I'd say, "I'm not asking for charity and I don't see what my income should have to do with the cost of services. I merely want a bill in the realm of reality."
Then I'd have the same conversation all over again with the next person.
So we have a system -- at least here at this hospital, and from what I've seen and heard, I suspect it's pretty common -- that is really a sort of dependency game. The hospital staff knows its charges don't reflect the actual cost of services. It knows those charges are beyond the means of ordinary folk. But hospital administrators feel they have no choice but to try to recoup costs the big guys aren't paying. The cash patient, in turn, is expected to play her role in the game by pretending that out-of-the-ballpark charges are normal -- but to deal with them by prostrating herself and begging for charity to help pay the bill.
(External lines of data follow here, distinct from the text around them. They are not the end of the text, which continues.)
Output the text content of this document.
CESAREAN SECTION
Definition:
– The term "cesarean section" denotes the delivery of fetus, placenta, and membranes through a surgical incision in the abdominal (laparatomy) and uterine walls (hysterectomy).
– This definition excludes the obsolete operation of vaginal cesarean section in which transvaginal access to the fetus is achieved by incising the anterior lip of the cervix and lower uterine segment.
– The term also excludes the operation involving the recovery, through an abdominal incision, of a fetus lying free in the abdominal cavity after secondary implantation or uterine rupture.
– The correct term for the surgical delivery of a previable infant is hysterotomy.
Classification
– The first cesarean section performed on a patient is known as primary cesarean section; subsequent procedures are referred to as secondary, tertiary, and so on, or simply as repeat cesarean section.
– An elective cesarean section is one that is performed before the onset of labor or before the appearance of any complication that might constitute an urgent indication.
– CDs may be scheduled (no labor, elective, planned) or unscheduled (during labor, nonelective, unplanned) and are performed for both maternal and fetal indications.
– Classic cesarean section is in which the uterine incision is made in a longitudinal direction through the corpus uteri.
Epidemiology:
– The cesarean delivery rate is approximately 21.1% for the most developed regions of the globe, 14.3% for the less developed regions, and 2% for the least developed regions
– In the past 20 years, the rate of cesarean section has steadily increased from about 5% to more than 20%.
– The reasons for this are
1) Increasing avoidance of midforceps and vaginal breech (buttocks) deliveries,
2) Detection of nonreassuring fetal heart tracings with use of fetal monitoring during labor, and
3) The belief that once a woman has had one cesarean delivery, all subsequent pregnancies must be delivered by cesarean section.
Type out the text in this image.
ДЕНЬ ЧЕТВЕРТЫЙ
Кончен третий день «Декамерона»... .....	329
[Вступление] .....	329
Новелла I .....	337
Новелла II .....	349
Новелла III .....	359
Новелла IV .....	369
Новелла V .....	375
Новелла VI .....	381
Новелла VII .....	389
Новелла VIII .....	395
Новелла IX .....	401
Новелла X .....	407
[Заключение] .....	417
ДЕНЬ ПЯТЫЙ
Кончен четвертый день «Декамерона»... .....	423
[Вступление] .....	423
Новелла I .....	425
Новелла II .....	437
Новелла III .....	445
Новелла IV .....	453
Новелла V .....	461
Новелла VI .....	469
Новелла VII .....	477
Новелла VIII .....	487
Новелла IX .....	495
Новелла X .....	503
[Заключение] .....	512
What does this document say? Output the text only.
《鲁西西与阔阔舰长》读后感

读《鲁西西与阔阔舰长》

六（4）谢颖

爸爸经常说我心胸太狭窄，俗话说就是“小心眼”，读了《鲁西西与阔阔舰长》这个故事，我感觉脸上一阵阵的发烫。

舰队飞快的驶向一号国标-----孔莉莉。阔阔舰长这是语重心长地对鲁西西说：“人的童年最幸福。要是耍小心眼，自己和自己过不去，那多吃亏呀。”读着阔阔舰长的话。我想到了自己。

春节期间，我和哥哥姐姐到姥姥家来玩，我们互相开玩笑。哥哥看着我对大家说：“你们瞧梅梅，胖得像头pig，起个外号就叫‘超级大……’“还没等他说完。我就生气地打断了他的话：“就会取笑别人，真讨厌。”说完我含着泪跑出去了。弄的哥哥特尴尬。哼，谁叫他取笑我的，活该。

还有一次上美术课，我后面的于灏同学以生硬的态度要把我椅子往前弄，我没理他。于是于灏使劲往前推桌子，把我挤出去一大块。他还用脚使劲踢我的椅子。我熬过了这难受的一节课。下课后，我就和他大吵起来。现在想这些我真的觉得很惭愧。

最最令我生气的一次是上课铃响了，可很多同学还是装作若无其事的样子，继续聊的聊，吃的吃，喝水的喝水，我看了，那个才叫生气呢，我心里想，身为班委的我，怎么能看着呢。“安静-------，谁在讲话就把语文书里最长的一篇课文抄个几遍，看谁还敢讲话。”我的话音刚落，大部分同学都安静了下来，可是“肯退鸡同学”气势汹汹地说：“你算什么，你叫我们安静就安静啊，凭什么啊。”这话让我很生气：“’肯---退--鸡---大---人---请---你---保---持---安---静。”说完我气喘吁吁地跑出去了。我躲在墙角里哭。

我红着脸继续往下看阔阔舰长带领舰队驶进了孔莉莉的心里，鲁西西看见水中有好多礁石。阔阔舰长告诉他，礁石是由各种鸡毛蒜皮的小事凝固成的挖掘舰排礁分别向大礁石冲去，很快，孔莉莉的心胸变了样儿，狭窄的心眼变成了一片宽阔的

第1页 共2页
Yes, we all know about the high cost of medical care. But this is well and truly a game. A game of depencency. The person who accepts the sliding-scale financial aid might end up paying 50 percent (or whatever) of the billed amount. And maybe 50 percent is a more reasonable cost for the services rendered. Or maybe it's not. But everyone in the game agrees to disconnect themselves from market realities -- whatever they may be -- and to participate in a cycle of habitual overcharges mitigated by the grinding degredation of tax-funded charity.
I'm sure there are many things I don't understand about this system. Medical professionals and financial professionals will probably step up to point those things out. I'm going by my own experiences, the similar experiences I've Googled, and information my vet (who first clued me in about the actual costs of those highly marked-up items -- and who has never billed $40 for 12 inches of suture material in her life).
But I do understand that this is a warped way of doing business. I don't blame the hospital staff -- all of whom were wonderful to deal with. But the wrongness of this whole transaction left me shaken and feeling vulnerable.